Stubborn Charachters! Need help converting CHR variable to Numeric (in R)

#1
Hi, I am an "R beginner", still getting my bearings.... please help.
I read in a csv as follows:
defense <- read.csv ("defense.csv", header=T, stringsAsFactors=F)
My issue is the dollar "amount" field was assigned "character" type, as follows:
str (defense)
'data.frame': 5024 obs. of 11 variables:
$ amount: chr "$548,277.00 " "$1,063,790.35 " "$2,988.72 "

I wish to change the "amount" field to numeric, so I can run meaningful aggregate functions i.e. the MEAN for the vector. I failed using the "as.numeric" and "type.convert", see following;
as.numeric ("defense$amount")
type.convert(defense$amount, na.strings = "NA", as.is = FALSE, dec = ".")
The str function still tells me that "amount" type is still "chr"
Any ideas? Thank you. Eli
 

Dason

Ambassador to the humans
#2
The problem is that you do have characters in there. "," and "$" aren't numeric and aren't the decimal point so it doesn't know how to deal with those.
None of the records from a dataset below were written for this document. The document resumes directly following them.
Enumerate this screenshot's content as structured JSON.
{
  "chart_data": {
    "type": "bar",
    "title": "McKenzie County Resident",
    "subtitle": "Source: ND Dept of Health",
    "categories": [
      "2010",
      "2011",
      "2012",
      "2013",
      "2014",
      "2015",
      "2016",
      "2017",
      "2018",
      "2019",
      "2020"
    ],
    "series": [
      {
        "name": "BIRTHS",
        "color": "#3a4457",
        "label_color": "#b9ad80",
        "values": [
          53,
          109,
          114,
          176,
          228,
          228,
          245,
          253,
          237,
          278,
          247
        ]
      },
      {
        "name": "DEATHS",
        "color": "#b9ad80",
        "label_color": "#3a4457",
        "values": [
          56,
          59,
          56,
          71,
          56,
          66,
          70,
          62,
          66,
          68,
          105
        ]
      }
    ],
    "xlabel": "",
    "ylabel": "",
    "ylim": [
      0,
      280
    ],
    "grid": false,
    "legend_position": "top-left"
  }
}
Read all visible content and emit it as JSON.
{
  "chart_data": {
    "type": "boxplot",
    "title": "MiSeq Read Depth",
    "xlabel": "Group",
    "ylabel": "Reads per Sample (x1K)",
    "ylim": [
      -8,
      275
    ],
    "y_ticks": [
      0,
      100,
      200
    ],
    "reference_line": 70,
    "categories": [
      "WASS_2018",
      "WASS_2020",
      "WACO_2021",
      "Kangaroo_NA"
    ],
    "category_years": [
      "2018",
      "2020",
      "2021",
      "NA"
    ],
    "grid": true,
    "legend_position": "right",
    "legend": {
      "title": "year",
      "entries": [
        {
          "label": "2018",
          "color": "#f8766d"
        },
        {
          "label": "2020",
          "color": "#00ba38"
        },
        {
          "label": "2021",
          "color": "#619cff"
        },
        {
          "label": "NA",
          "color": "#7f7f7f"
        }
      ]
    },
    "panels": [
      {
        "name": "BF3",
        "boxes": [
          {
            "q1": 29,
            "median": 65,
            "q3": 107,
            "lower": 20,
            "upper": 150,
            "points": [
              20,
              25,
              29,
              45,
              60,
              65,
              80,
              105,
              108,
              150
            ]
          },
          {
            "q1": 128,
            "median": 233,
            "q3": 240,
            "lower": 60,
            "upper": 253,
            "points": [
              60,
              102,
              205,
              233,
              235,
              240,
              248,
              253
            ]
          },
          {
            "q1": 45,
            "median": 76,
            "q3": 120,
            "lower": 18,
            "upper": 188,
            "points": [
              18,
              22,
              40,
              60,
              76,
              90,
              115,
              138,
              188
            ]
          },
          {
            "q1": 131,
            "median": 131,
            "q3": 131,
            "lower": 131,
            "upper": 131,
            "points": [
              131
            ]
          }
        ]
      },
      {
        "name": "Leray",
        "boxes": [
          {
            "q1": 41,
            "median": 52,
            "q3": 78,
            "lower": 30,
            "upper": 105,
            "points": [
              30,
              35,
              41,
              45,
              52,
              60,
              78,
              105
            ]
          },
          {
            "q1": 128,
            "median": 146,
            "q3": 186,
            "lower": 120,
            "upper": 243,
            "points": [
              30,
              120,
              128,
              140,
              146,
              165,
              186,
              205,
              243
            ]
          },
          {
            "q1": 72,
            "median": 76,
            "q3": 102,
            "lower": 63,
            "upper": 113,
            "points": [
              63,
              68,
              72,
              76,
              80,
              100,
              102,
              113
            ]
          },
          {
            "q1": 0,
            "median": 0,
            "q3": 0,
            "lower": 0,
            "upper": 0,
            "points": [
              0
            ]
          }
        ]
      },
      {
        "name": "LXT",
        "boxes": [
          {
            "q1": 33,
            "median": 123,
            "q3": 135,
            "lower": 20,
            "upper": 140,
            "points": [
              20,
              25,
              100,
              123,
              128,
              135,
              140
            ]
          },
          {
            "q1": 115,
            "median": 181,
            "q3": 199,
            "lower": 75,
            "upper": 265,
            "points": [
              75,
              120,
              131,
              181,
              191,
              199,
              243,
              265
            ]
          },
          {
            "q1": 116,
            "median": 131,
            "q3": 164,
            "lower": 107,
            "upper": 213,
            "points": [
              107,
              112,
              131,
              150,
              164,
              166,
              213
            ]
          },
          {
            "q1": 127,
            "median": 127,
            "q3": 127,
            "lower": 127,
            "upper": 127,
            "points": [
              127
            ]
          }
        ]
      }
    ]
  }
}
The easiest way to deal with it is to remove those characters and then convert to numeric.

Code:
> x <- c("$1,000.2", "$3", "2.54")
> x
[1] "$1,000.2" "$3"       "2.54"    
> gsub("[$,]", "", x)
[1] "1000.2" "3"      "2.54"  
> as.numeric(gsub("[$,]", "", x))
[1] 1000.20    3.00    2.54
 
#3
Dason, thank you, the first line of code you recommended gsub... did as you indicated,
[5021] "279383.90 " "529923.40 " "32912.20 " "8008.80 "

However when I tried the as.numeric... I got the following response
[5021] 2.793839e+05 5.299234e+05 3.291220e+04 8.008800e+03
Warning message:
NAs introduced by coercion

And then when I checked the filed with the str command I seem to be back to the where I started with the $ and comma's
> str (defense2$amount)
chr [1:5024] "$548,277.00 " "$1,063,790.35 " "$2,988.72 " ...


Any ideas, much thanks. Eli
 

Dason

Ambassador to the humans
#4
I don't know why you are getting NAs for some values - I would need to see the data for that. But the way it is displayed is perfectly understandable - it uses scientific notation for large numeric values.

I think the second issue is that my code does the conversion but it doesn't write over the previous data. It's the difference between

Code:
> x <- 3 # original data
> x
 [1] 3
> # conversion
> x + 2
 [1] 5
> x # x is unchanged though
 [1] 3
> # write the changes back to the variable
> x <- x + 2
> x
 [1] 5
Hopefully the change you need to make becomes obvious now.